Die "Selbsthilfegruppe" vereinsamter Tubisten begeisterte mit virtuosem Spiel und humorigen Moderationen über 300 Besucher im Wurzer Pfarrgarten mit klassischen Bearbeitungen und amerikanischer Originalliteratur. Das in Deutschland einzigartige, nun seit zwanzig Jahren bestehende Ensemble, das charmant immer wieder Parallelen zum zwanzigsten Jubiläum der Wurzer Sommerkonzerte zog, marschierte mit Überraschungseffekt aus dem Obstgarten im Gänsemarsch ein: der "Washington Post March" des amerikanischen Marschkönigs John Philip Sousa und der "Baby Elephant Walk" des Filmkomponisten Henry Mancini ("Peter Gunn", "Moon River") wollten nur zu gut zu den elephantös großen Instrumenten der Marke Melton aus Gold und Silber passen.

Hartmut Müller war hinter seiner riesigen Kontrabasstuba (mit 13 Kilo Gewicht) oft kaum zu sehen. Ähnlich war dies auch bei seinen Kollegen Heiko Triebener , Ulrich Haas und Jörg Wachsmuth hinter ihren verschiedenen Tenor- und Basslagen. Doch wer jetzt Schwerfälligkeit vermutet, der kennt nicht die Zungenfertigkeit und das virtuose Spiel des Quartetts, das bei Rossinis Wilhelm-Tell-Ouvertüre, oder Händels Hallelujah-Chor die Zuhörer verblüffte und erstaunte.

Die samtweich gesanglichen Eigenschaften der tiefen Instrumente kamen dafür beim Walzer von Schostakowitsch oder dem Engelsgesang von John Jacob Niles gut zur Geltung.
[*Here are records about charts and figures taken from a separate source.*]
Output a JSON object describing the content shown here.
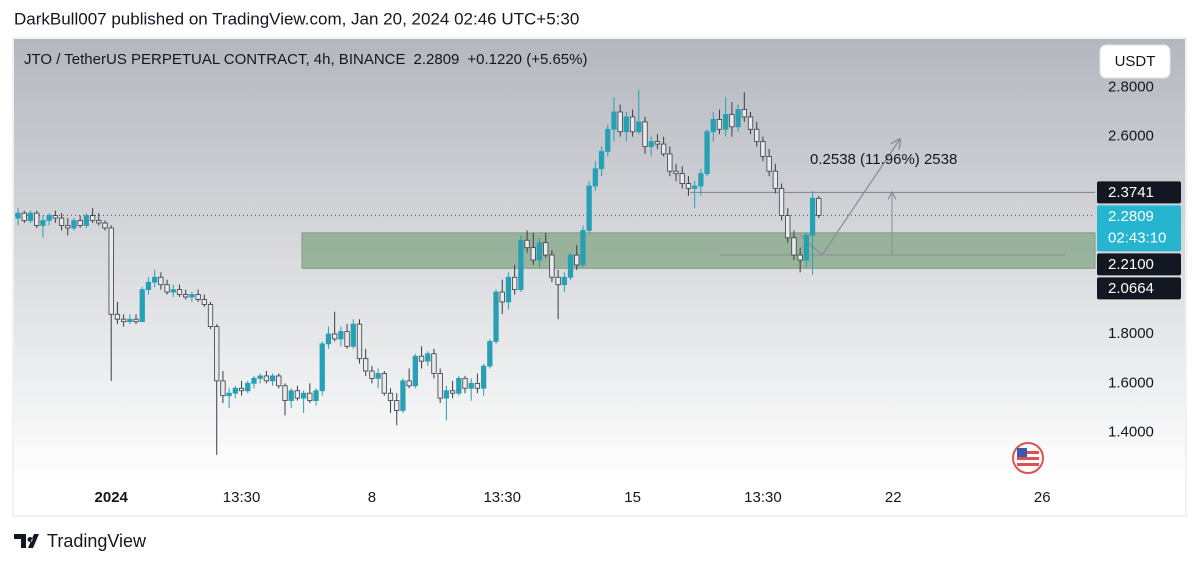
{
  "header": {
    "publisher": "DarkBull007 published on TradingView.com, Jan 20, 2024 02:46 UTC+5:30"
  },
  "footer": {
    "brand": "TradingView"
  },
  "chart_data": {
    "type": "candlestick",
    "title": "JTO / TetherUS PERPETUAL CONTRACT, 4h, BINANCE",
    "last": 2.2809,
    "change_label": "+0.1220 (+5.65%)",
    "countdown": "02:43:10",
    "currency": "USDT",
    "up_color": "#26a0b5",
    "down_color": "#e9eaee",
    "ylim": [
      1.2,
      3.0
    ],
    "yticks": [
      {
        "value": 1.4,
        "label": "1.4000"
      },
      {
        "value": 1.6,
        "label": "1.6000"
      },
      {
        "value": 1.8,
        "label": "1.8000"
      },
      {
        "value": 2.6,
        "label": "2.6000"
      },
      {
        "value": 2.8,
        "label": "2.8000"
      }
    ],
    "grid": false,
    "resistance": 2.3741,
    "zone": [
      {
        "value": 2.21,
        "label": "2.2100"
      },
      2.0664
    ],
    "measure": {
      "label": "0.2538 (11.96%) 2538",
      "from": 2.1203,
      "to": 2.3741,
      "projection": 2.59
    },
    "categories": [
      null,
      null,
      null,
      null,
      null,
      null,
      null,
      null,
      null,
      null,
      null,
      null,
      null,
      null,
      null,
      "2024",
      null,
      null,
      null,
      null,
      null,
      null,
      null,
      null,
      null,
      null,
      null,
      null,
      null,
      null,
      null,
      null,
      null,
      null,
      null,
      null,
      "13:30",
      null,
      null,
      null,
      null,
      null,
      null,
      null,
      null,
      null,
      null,
      null,
      null,
      null,
      null,
      null,
      null,
      null,
      null,
      null,
      null,
      "8",
      null,
      null,
      null,
      null,
      null,
      null,
      null,
      null,
      null,
      null,
      null,
      null,
      null,
      null,
      null,
      null,
      null,
      null,
      null,
      null,
      "13:30",
      null,
      null,
      null,
      null,
      null,
      null,
      null,
      null,
      null,
      null,
      null,
      null,
      null,
      null,
      null,
      null,
      null,
      null,
      null,
      null,
      "15",
      null,
      null,
      null,
      null,
      null,
      null,
      null,
      null,
      null,
      null,
      null,
      null,
      null,
      null,
      null,
      null,
      null,
      null,
      null,
      null,
      "13:30",
      null,
      null,
      null,
      null,
      null,
      null,
      null,
      null,
      null,
      null,
      null,
      null,
      null,
      null,
      null,
      null,
      null,
      null,
      null,
      null,
      "22",
      null,
      null,
      null,
      null,
      null,
      null,
      null,
      null,
      null,
      null,
      null,
      null,
      null,
      null,
      null,
      null,
      null,
      null,
      null,
      null,
      null,
      null,
      null,
      "26",
      null,
      null,
      null,
      null,
      null,
      null,
      null,
      null
    ],
    "ohlc": [
      [
        2.27,
        2.31,
        2.24,
        2.29
      ],
      [
        2.29,
        2.3,
        2.25,
        2.26
      ],
      [
        2.26,
        2.3,
        2.25,
        2.29
      ],
      [
        2.29,
        2.3,
        2.23,
        2.24
      ],
      [
        2.24,
        2.28,
        2.19,
        2.26
      ],
      [
        2.26,
        2.29,
        2.24,
        2.28
      ],
      [
        2.28,
        2.3,
        2.25,
        2.27
      ],
      [
        2.27,
        2.29,
        2.22,
        2.24
      ],
      [
        2.24,
        2.27,
        2.2,
        2.23
      ],
      [
        2.23,
        2.27,
        2.22,
        2.26
      ],
      [
        2.26,
        2.28,
        2.23,
        2.24
      ],
      [
        2.24,
        2.29,
        2.23,
        2.28
      ],
      [
        2.28,
        2.31,
        2.25,
        2.26
      ],
      [
        2.26,
        2.29,
        2.24,
        2.25
      ],
      [
        2.25,
        2.26,
        2.22,
        2.23
      ],
      [
        2.23,
        2.24,
        1.61,
        1.88
      ],
      [
        1.88,
        1.93,
        1.84,
        1.86
      ],
      [
        1.86,
        1.88,
        1.83,
        1.85
      ],
      [
        1.85,
        1.88,
        1.84,
        1.86
      ],
      [
        1.86,
        1.88,
        1.84,
        1.85
      ],
      [
        1.85,
        1.99,
        1.85,
        1.98
      ],
      [
        1.98,
        2.03,
        1.96,
        2.01
      ],
      [
        2.01,
        2.06,
        1.99,
        2.03
      ],
      [
        2.03,
        2.05,
        1.98,
        2.0
      ],
      [
        2.0,
        2.02,
        1.96,
        1.97
      ],
      [
        1.97,
        2.0,
        1.95,
        1.98
      ],
      [
        1.98,
        2.0,
        1.95,
        1.96
      ],
      [
        1.96,
        1.98,
        1.94,
        1.95
      ],
      [
        1.95,
        1.97,
        1.93,
        1.96
      ],
      [
        1.96,
        1.98,
        1.93,
        1.94
      ],
      [
        1.94,
        1.96,
        1.91,
        1.92
      ],
      [
        1.92,
        1.93,
        1.82,
        1.83
      ],
      [
        1.83,
        1.84,
        1.31,
        1.61
      ],
      [
        1.61,
        1.65,
        1.52,
        1.55
      ],
      [
        1.55,
        1.58,
        1.5,
        1.56
      ],
      [
        1.56,
        1.59,
        1.54,
        1.58
      ],
      [
        1.58,
        1.61,
        1.55,
        1.57
      ],
      [
        1.57,
        1.61,
        1.56,
        1.6
      ],
      [
        1.6,
        1.63,
        1.58,
        1.62
      ],
      [
        1.62,
        1.64,
        1.6,
        1.63
      ],
      [
        1.63,
        1.65,
        1.6,
        1.61
      ],
      [
        1.61,
        1.64,
        1.59,
        1.63
      ],
      [
        1.63,
        1.64,
        1.58,
        1.59
      ],
      [
        1.59,
        1.6,
        1.47,
        1.53
      ],
      [
        1.53,
        1.58,
        1.5,
        1.57
      ],
      [
        1.57,
        1.59,
        1.53,
        1.54
      ],
      [
        1.54,
        1.57,
        1.48,
        1.56
      ],
      [
        1.56,
        1.6,
        1.52,
        1.53
      ],
      [
        1.53,
        1.58,
        1.51,
        1.57
      ],
      [
        1.57,
        1.77,
        1.55,
        1.76
      ],
      [
        1.76,
        1.83,
        1.74,
        1.8
      ],
      [
        1.8,
        1.89,
        1.77,
        1.78
      ],
      [
        1.78,
        1.83,
        1.75,
        1.81
      ],
      [
        1.81,
        1.84,
        1.74,
        1.75
      ],
      [
        1.75,
        1.86,
        1.74,
        1.84
      ],
      [
        1.84,
        1.86,
        1.68,
        1.7
      ],
      [
        1.7,
        1.74,
        1.63,
        1.65
      ],
      [
        1.65,
        1.67,
        1.6,
        1.62
      ],
      [
        1.62,
        1.66,
        1.58,
        1.64
      ],
      [
        1.64,
        1.65,
        1.55,
        1.56
      ],
      [
        1.56,
        1.58,
        1.48,
        1.53
      ],
      [
        1.53,
        1.56,
        1.43,
        1.49
      ],
      [
        1.49,
        1.62,
        1.48,
        1.61
      ],
      [
        1.61,
        1.66,
        1.58,
        1.59
      ],
      [
        1.59,
        1.72,
        1.58,
        1.71
      ],
      [
        1.71,
        1.75,
        1.66,
        1.69
      ],
      [
        1.69,
        1.73,
        1.67,
        1.72
      ],
      [
        1.72,
        1.74,
        1.62,
        1.64
      ],
      [
        1.64,
        1.66,
        1.52,
        1.54
      ],
      [
        1.54,
        1.59,
        1.45,
        1.57
      ],
      [
        1.57,
        1.61,
        1.54,
        1.56
      ],
      [
        1.56,
        1.63,
        1.55,
        1.62
      ],
      [
        1.62,
        1.63,
        1.56,
        1.58
      ],
      [
        1.58,
        1.62,
        1.53,
        1.6
      ],
      [
        1.6,
        1.64,
        1.56,
        1.58
      ],
      [
        1.58,
        1.68,
        1.55,
        1.67
      ],
      [
        1.67,
        1.78,
        1.66,
        1.77
      ],
      [
        1.77,
        1.98,
        1.76,
        1.97
      ],
      [
        1.97,
        2.02,
        1.88,
        1.93
      ],
      [
        1.93,
        2.05,
        1.9,
        2.03
      ],
      [
        2.03,
        2.08,
        1.96,
        1.98
      ],
      [
        1.98,
        2.2,
        1.97,
        2.18
      ],
      [
        2.18,
        2.22,
        2.13,
        2.15
      ],
      [
        2.15,
        2.21,
        2.08,
        2.1
      ],
      [
        2.1,
        2.19,
        2.07,
        2.17
      ],
      [
        2.17,
        2.21,
        2.11,
        2.12
      ],
      [
        2.12,
        2.14,
        2.01,
        2.03
      ],
      [
        2.03,
        2.06,
        1.86,
        2.0
      ],
      [
        2.0,
        2.05,
        1.97,
        2.03
      ],
      [
        2.03,
        2.13,
        2.02,
        2.12
      ],
      [
        2.12,
        2.16,
        2.06,
        2.08
      ],
      [
        2.08,
        2.24,
        2.07,
        2.22
      ],
      [
        2.22,
        2.42,
        2.21,
        2.4
      ],
      [
        2.4,
        2.5,
        2.38,
        2.47
      ],
      [
        2.47,
        2.56,
        2.44,
        2.54
      ],
      [
        2.54,
        2.65,
        2.52,
        2.63
      ],
      [
        2.63,
        2.76,
        2.58,
        2.7
      ],
      [
        2.7,
        2.73,
        2.6,
        2.62
      ],
      [
        2.62,
        2.7,
        2.58,
        2.68
      ],
      [
        2.68,
        2.71,
        2.6,
        2.62
      ],
      [
        2.62,
        2.79,
        2.61,
        2.66
      ],
      [
        2.66,
        2.68,
        2.53,
        2.56
      ],
      [
        2.56,
        2.6,
        2.52,
        2.58
      ],
      [
        2.58,
        2.61,
        2.55,
        2.57
      ],
      [
        2.57,
        2.6,
        2.52,
        2.53
      ],
      [
        2.53,
        2.56,
        2.44,
        2.46
      ],
      [
        2.46,
        2.49,
        2.42,
        2.45
      ],
      [
        2.45,
        2.48,
        2.39,
        2.41
      ],
      [
        2.41,
        2.44,
        2.36,
        2.39
      ],
      [
        2.39,
        2.42,
        2.31,
        2.4
      ],
      [
        2.4,
        2.47,
        2.36,
        2.45
      ],
      [
        2.45,
        2.63,
        2.44,
        2.62
      ],
      [
        2.62,
        2.7,
        2.58,
        2.67
      ],
      [
        2.67,
        2.71,
        2.61,
        2.63
      ],
      [
        2.63,
        2.76,
        2.6,
        2.69
      ],
      [
        2.69,
        2.74,
        2.6,
        2.64
      ],
      [
        2.64,
        2.73,
        2.62,
        2.71
      ],
      [
        2.71,
        2.78,
        2.66,
        2.68
      ],
      [
        2.68,
        2.7,
        2.61,
        2.63
      ],
      [
        2.63,
        2.66,
        2.56,
        2.58
      ],
      [
        2.58,
        2.6,
        2.5,
        2.52
      ],
      [
        2.52,
        2.55,
        2.44,
        2.46
      ],
      [
        2.46,
        2.49,
        2.37,
        2.39
      ],
      [
        2.39,
        2.41,
        2.26,
        2.28
      ],
      [
        2.28,
        2.31,
        2.17,
        2.19
      ],
      [
        2.19,
        2.22,
        2.1,
        2.12
      ],
      [
        2.12,
        2.15,
        2.05,
        2.1
      ],
      [
        2.1,
        2.21,
        2.07,
        2.2
      ],
      [
        2.2,
        2.38,
        2.04,
        2.35
      ],
      [
        2.35,
        2.36,
        2.27,
        2.2809
      ],
      null,
      null,
      null,
      null,
      null,
      null,
      null,
      null,
      null,
      null,
      null,
      null,
      null,
      null,
      null,
      null,
      null,
      null,
      null,
      null,
      null,
      null,
      null,
      null,
      null,
      null,
      null,
      null,
      null,
      null,
      null,
      null,
      null,
      null,
      null,
      null,
      null,
      null,
      null,
      null,
      null,
      null,
      null,
      null
    ]
  }
}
Das Ohr gewöhnte sich schnell an die akustische Unterwelt und nahm auch zunehmend Obertöne wahr, während die tonalen Abgründe des Kontrabasses schon manchmal in die Kategorie "unanständige Töne" zu verweisen waren.
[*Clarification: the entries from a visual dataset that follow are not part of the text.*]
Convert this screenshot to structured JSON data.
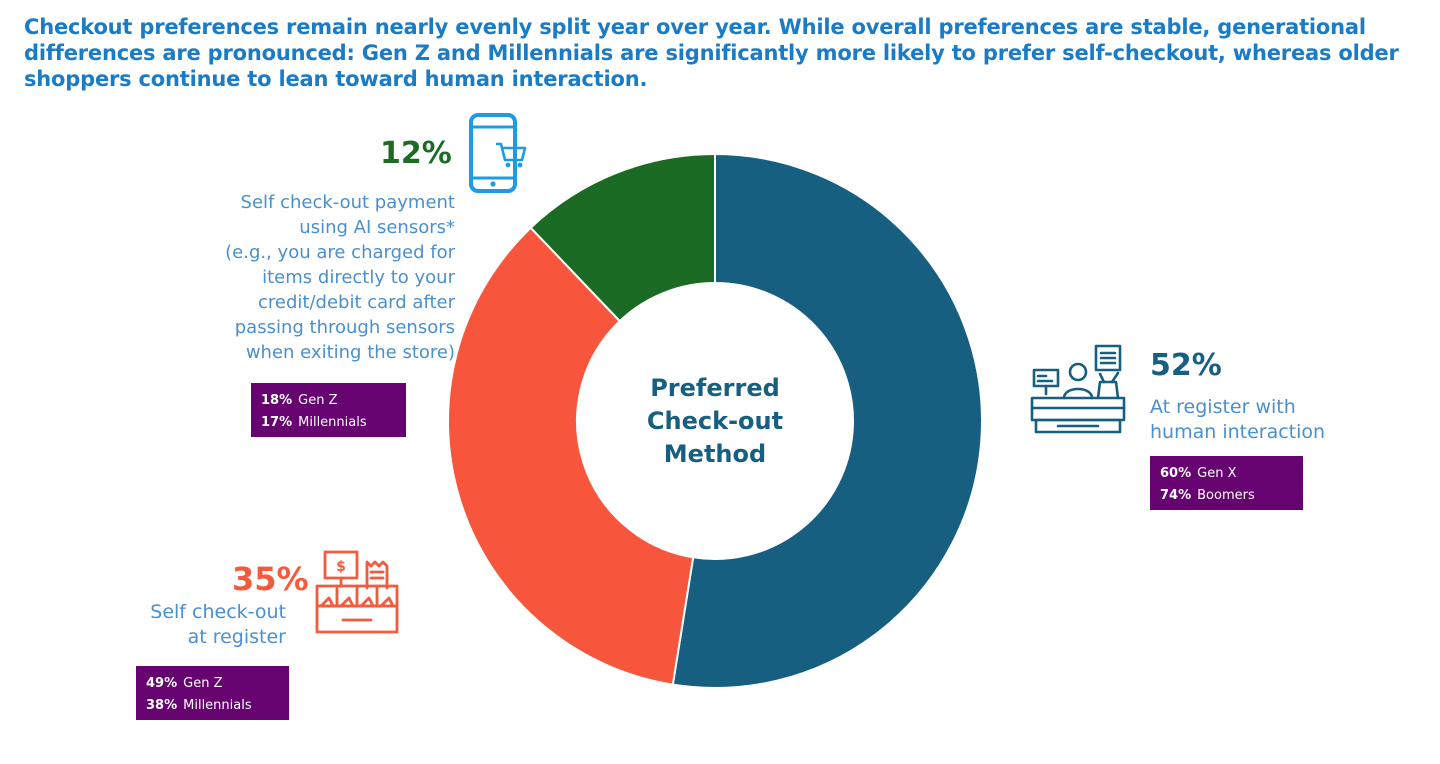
{
  "headline": {
    "line1": "Checkout preferences remain nearly evenly split year over year. While overall preferences are stable, generational",
    "line2": "differences are pronounced: Gen Z and Millennials are significantly more likely to prefer self-checkout, whereas older",
    "line3": "shoppers continue to lean toward human interaction."
  },
  "center_label": {
    "line1": "Preferred",
    "line2": "Check-out",
    "line3": "Method"
  },
  "segments": {
    "ai": {
      "pct_label": "12%",
      "desc_lines": [
        "Self check-out payment",
        "using AI sensors*",
        "(e.g., you are charged for",
        "items directly to your",
        "credit/debit card after",
        "passing through sensors",
        "when exiting the store)"
      ],
      "generations": [
        {
          "value": "18%",
          "label": "Gen Z"
        },
        {
          "value": "17%",
          "label": "Millennials"
        }
      ]
    },
    "register": {
      "pct_label": "52%",
      "desc_lines": [
        "At register with",
        "human interaction"
      ],
      "generations": [
        {
          "value": "60%",
          "label": "Gen X"
        },
        {
          "value": "74%",
          "label": "Boomers"
        }
      ]
    },
    "self": {
      "pct_label": "35%",
      "desc_lines": [
        "Self check-out",
        "at register"
      ],
      "generations": [
        {
          "value": "49%",
          "label": "Gen Z"
        },
        {
          "value": "38%",
          "label": "Millennials"
        }
      ]
    }
  },
  "icons": {
    "ai": "smartphone-cart-icon",
    "register": "cashier-icon",
    "self": "self-checkout-register-icon"
  },
  "chart_data": {
    "type": "pie",
    "style": "donut",
    "categories": [
      "At register with human interaction",
      "Self check-out at register",
      "Self check-out payment using AI sensors*"
    ],
    "values": [
      52,
      35,
      12
    ],
    "colors": [
      "#175f80",
      "#f8553d",
      "#1c6b25"
    ],
    "center_title": "Preferred Check-out Method"
  }
}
Die Melodie "Mein Hut der hat drei Ecken" wurde experimentell und lustvoll variiert. "Mitmachen!" hieß es dann im südamerikanischen Programmteil, als aus dem Koffer jede Menge von Percussionsinstrumenten an die Zuhörer verteilt wurde, und Louis Armstrongs Hymne "What a Wonderful World" wurde der Veranstalterin Dr. Rita Kielhorn für ihren kulturellen Unternehmergeist und zwei Jahrzehnte Durchhalten gewidmet.

Augenzwinkernd Adieu



Zu einem höchst amüsanten Tubistenballett mit Klamauk diente zum Finale die Ungarische Rhapsodie Nr. 2 von Franz Liszt, mit der sich die Tubisten denn doch wohl etwas übernommen hatten. Prompt streikte auch der schmollende Hartmut Müller und ließ seine Kollegen auflaufen, bis der "Kleine grüne Kaktus" augenzwinkernd "Adieu" sagte.

Das Konzert wurde zur Produktion einer Jubiläumsgala-CD professionell aufgezeichnet.